Hi Fabian!
Follow-up to the issue I opened earlier ("Several build-compat + taint/path-sensitivity fixes") — same fork, same toolchain, no new context needed. After that batch landed we pointed the analysis at a gnarlier real activity (an obstacle/polyline extractor — a vtable-bearing class whose members sit behind the vtable pointer, a confidence value built by OR-ing two fields together, and a whole-struct message copy). Three more real flows went missing on it, all in IDEExtendedTaintAnalysis, all false negatives. We've fixed all three on the same branch and I wanted to write them up while they were fresh.

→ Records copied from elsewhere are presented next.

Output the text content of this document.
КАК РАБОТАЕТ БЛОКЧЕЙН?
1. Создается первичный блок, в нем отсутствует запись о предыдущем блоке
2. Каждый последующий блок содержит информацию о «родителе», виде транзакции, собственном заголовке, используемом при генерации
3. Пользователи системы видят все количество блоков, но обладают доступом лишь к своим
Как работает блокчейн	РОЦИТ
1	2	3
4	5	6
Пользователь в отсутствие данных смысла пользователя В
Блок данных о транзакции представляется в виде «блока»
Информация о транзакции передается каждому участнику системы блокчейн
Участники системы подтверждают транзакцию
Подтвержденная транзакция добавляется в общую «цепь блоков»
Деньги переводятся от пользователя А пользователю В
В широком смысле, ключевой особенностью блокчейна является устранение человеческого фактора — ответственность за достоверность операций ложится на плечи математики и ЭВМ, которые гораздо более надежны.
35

Same as last time: each commit message is a standalone write-up, and I've pulled a minimal fixture out of our suite for each. All three fixtures are clean (no FP, no FN) on the combo we actually ship — --solver=ide-xtaint --alias-analysis=union-find. Happy to split into separate PRs whenever you want them.
The three
-
Taint on this->member.<field> is dropped at the call edge when the member is at a non-zero offset (false negative). A free function (or any callee) that takes &this->member by reference/pointer — the obstacles::FanToPolylines(const Fan& in, Polylines& out) shape — doesn't receive the taint when member sits at a non-zero byte offset inside the object. The fact about this->member.field arrives on the callee's formal still carrying the member's displacement, so the callee reads its parameter at the wrong byte and the flow vanishes. The reason it hid for so long: if the member happens to be at offset 0 (first field, no vtable), the displacement is 0 and the transfer is correct — so every small reproducer that put the struct first "worked", and only a class with a vtable pointer (member at byte 8) or a leading scalar exposed it. Cause is in AbstractMemoryLocationFactory::withTransferToImpl: when it rebases a caller fact onto the callee formal it wasn't subtracting the &this->member displacement. Fix subtracts it (base-match + single leading member offset; falls back to the existing leaf-clamp otherwise).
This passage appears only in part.